At the protest I spoke with an older woman who’s authorized to use marijuana to deal with severe muscle spasms that make it difficult for her to walk. I asked her where she’d be able to get her supply of marijuana if her dispensary were to close. She didn’t have an answer. The reality is that our medical marijuana law doesn’t work unless the law provides a safe and legal place for patients to obtain it. The one-patient-per-provider rule has left numerous patients – especially those who are disabled – from being able to obtain medicine. And the opposition to this obvious change is going to come from the same place once again:
On the other side of the spectrum, Rep. Christopher Hurst (D-Enumcluw) says he believes many legislators will oppose any bill that favors dispensaries. “You only need to look south” to California, he says, to realize that the dispensary business is a “sham,” a “nightmare,” and a “disaster.” Instead of serving people with real medical needs, he contends, California’s ubiquitous dispensaries sell pot “to anyone who walks in the door.” He says that’s why Los Angeles, among other jurisdictions, are currently cracking down on dispensaries, even while a broad pot legalization initiative is on the ballot.
California’s system is constantly held up as an example of how medical marijuana leads to “chaos”, but the only evidence of this is that unscrupulous doctors often authorize recreational users for profit. And even with that, California isn’t negatively affected in any way by its dispensary system. In fact, crime rates continue to drop across the state – to levels far lower than in the years before medical marijuana became legal.
That’s the root of the issue here. The more we legitimize this economic activity and bring it out of the shadows, the less violence there is surrounding it. Mexican drug cartels operate in Washington state. When locally-operated dispensaries are prohibited from forming, that just means more of the money goes towards those less afraid to break the law. Whether Representative Hurst understands it or not, what he’s doing is benefiting these organized crime groups.

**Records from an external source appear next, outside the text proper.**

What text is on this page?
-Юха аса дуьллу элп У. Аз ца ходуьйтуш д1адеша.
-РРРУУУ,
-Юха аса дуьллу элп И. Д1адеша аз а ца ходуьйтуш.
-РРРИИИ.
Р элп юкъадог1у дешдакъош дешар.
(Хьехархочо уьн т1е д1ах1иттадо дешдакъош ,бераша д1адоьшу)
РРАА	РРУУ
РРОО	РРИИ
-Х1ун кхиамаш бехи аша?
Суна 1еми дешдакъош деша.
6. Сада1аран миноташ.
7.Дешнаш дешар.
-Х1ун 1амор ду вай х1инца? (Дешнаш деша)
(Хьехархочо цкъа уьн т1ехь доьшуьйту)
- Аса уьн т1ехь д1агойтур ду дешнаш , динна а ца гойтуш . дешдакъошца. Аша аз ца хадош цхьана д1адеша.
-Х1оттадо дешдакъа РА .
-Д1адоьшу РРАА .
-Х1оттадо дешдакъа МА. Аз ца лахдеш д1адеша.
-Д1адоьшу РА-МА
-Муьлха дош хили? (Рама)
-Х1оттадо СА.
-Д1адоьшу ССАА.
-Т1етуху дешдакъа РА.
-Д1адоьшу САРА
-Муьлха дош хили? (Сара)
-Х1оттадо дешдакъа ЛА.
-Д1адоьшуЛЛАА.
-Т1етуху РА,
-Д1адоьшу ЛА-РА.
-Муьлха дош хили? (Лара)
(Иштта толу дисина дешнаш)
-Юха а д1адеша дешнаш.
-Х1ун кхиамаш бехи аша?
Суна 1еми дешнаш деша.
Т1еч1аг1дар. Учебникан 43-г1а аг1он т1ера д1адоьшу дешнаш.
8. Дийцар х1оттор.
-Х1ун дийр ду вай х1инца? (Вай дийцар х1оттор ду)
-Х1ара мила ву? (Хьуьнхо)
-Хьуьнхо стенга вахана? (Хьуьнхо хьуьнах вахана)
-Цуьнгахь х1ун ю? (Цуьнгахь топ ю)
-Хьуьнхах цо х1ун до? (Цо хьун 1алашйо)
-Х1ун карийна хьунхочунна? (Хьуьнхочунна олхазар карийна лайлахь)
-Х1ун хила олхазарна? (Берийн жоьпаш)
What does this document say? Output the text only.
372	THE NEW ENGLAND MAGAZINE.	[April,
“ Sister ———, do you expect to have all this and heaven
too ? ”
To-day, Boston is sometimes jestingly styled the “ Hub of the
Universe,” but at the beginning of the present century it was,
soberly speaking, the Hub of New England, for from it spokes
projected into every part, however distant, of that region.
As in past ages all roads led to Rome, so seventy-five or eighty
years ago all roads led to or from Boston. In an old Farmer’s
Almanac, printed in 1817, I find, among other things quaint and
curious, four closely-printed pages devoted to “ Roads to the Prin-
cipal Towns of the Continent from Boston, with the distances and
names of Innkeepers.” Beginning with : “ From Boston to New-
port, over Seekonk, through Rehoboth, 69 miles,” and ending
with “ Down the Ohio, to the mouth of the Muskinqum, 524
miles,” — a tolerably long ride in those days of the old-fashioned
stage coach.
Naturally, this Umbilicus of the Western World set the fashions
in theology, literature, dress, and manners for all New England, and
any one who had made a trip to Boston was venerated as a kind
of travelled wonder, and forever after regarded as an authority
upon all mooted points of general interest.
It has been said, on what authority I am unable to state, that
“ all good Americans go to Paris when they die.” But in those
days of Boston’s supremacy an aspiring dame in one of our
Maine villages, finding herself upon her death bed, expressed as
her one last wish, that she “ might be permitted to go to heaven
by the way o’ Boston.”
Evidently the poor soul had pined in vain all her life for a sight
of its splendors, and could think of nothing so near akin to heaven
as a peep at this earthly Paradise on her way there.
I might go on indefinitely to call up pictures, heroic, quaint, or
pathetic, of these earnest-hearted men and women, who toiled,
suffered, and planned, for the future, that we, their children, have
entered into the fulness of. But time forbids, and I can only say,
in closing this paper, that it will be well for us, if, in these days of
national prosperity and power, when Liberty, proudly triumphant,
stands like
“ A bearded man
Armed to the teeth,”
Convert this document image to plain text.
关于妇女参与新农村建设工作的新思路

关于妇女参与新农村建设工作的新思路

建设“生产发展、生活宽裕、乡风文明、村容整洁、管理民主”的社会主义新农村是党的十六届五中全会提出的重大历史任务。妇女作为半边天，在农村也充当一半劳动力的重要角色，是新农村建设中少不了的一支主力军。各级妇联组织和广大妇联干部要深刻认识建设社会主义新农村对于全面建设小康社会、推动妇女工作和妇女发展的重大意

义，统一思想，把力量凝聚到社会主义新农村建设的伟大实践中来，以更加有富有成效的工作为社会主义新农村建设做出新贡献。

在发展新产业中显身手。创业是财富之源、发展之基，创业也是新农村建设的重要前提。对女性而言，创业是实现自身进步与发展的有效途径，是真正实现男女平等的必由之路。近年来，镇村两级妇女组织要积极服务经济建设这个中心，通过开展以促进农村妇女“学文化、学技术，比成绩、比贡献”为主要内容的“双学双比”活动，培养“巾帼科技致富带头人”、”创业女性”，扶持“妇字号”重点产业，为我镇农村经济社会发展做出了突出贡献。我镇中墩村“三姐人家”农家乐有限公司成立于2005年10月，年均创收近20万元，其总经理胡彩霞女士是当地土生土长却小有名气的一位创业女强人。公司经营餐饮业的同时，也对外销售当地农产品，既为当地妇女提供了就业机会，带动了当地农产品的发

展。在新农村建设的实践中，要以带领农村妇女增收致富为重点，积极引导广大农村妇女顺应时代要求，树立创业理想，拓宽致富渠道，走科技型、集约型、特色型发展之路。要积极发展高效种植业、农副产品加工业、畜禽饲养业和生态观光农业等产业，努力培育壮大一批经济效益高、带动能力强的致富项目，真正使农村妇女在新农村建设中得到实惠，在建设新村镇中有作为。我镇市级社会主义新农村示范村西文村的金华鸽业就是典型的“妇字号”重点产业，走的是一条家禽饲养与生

It may seem hyperbolic to say that Hurst “stands up for the drug cartels”, but that’s unquestionably what’s occurring here. There’s no other way to characterize his position. The experience in Los Angeles, if anything, is an argument to craft realistic regulations for dispensaries (as Oakland and many other California cities did) rather than to follow Hurst’s lead and pretend everything would be better if they didn’t exist. If Los Angeles had set up a smarter method for licensing dispensaries, they’d have a small number of well-regulated dispensaries (again, like Oakland) rather than hundreds of unregulated ones that they’re now having difficulty shutting down.